04-22-2010 02:03 PM - edited 03-06-2019 10:45 AM
Hi,
I've just been tasked with getting a solution together for securing our internal connectivity. Basically I have an internet link and what I need to do is install two firewalls there from different vendors, so one will be an asa and the other will be another company let's say for argument sake it's checkpoint. I have a few questions surrounding this.
Internet
|
external switch2
|
Checkpoint
|
external switch1
|
asa
|
Inside/dmz's
1. Will one firewall sit in front of another. i.e. the asa is on the inner side and will have a default route to the checkpoint firewall, or am I wrong?
2. Will I have to have different external switches connected to each respective firewall? is this more secure?
3. Will both firewalls have to have external ip's?
4. Where will I be natting in order for internal/dmz traffic to go out to the internet, the asa or the checkpoint?
5. Where should I be terminating VPN's from the asa or the checkpoint?
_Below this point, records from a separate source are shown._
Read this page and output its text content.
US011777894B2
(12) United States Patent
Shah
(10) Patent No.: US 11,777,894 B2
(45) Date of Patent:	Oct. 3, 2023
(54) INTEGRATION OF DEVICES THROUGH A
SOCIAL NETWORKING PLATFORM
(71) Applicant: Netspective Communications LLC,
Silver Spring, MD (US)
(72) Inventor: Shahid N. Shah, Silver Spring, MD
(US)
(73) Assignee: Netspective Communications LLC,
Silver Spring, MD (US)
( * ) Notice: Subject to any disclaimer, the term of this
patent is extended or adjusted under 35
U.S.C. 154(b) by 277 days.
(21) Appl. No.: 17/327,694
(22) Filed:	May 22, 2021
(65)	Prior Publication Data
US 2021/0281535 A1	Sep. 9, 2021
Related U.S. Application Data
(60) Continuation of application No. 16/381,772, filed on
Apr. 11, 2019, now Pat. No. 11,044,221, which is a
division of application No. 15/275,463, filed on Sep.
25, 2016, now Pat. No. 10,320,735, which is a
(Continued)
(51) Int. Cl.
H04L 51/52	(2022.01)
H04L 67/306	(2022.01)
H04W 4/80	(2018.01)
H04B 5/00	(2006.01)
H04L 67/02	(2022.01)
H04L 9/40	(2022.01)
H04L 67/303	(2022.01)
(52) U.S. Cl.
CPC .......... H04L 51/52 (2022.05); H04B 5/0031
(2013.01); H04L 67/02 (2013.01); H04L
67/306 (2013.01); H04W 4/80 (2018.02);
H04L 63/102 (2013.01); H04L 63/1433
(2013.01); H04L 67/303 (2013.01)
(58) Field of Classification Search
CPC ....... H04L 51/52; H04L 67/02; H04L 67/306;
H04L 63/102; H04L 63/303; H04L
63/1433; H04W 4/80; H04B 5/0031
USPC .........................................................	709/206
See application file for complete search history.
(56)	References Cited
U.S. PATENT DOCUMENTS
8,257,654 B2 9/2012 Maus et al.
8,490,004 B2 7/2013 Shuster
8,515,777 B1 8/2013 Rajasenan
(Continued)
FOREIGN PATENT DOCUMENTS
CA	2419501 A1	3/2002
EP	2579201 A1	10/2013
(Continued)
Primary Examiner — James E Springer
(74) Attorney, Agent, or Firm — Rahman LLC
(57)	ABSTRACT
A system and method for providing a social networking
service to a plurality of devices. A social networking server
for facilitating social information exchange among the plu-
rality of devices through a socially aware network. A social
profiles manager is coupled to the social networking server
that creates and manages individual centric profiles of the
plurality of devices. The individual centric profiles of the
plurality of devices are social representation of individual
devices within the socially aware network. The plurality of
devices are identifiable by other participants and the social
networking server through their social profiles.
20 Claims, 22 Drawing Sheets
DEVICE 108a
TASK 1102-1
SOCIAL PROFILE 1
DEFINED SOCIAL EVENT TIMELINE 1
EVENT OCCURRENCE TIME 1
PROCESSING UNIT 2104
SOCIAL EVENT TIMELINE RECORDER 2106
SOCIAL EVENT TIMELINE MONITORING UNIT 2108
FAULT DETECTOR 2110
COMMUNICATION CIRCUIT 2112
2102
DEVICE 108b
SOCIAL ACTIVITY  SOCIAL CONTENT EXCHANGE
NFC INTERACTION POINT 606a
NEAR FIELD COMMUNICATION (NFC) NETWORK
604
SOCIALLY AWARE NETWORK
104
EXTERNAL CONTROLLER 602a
5. How have other people done this kind of work?
Thanks in advance for any help
Dan
04-22-2010 02:23 PM
dan_track wrote:
Internet
|
external switch2
|
Checkpoint
|
external switch1
|
asa
|
Inside/dmz's
1. Will one firewall sit in front of another. i.e. the asa is on the inner side and will have a default route to the checkpoint firewall, or am I wrong?
2. Will I have to have different external switches connected to each respective firewall? is this more secure?
3. Will both firewalls have to have external ip's?
4. Where will I be natting in order for internal/dmz traffic to go out to the internet, the asa or the checkpoint?
5. Where should I be terminating VPN's from the asa or the checkpoint?
5. How have other people done this kind of work?
1) Yes and yes, the default route on the asa would point to the checkpoint
2) no you don't have to but yes it is more secure.
3) no, only the checkpoint
4) checkpoint
5) checkpoint
6) You can do it a number of ways.
One approach is to have each 2 vlans per DMZ in effect. A server in this DMZ would be connected to both DMZs. The checkpoint would connect to the outside vlan for this DMZ and the asa would connect to the inside vlans. The vlans would have different IP subnets. So from the internet a server is connected to on it's external interface via the checkpoint and from inside it is connected to on it's interface interface via the ASA. If you do this sort of setup then it is important each server does not route traffic.
Alternatively you can have some DMZs only connected to the checkpoint and some only connected to the asa but then you need a "transit" vlan that connects both the ASA and the checkpoint.
The topology you design depends on the services you are hosting. A good site to start with is www.sans.org where they have designs for these sort of things.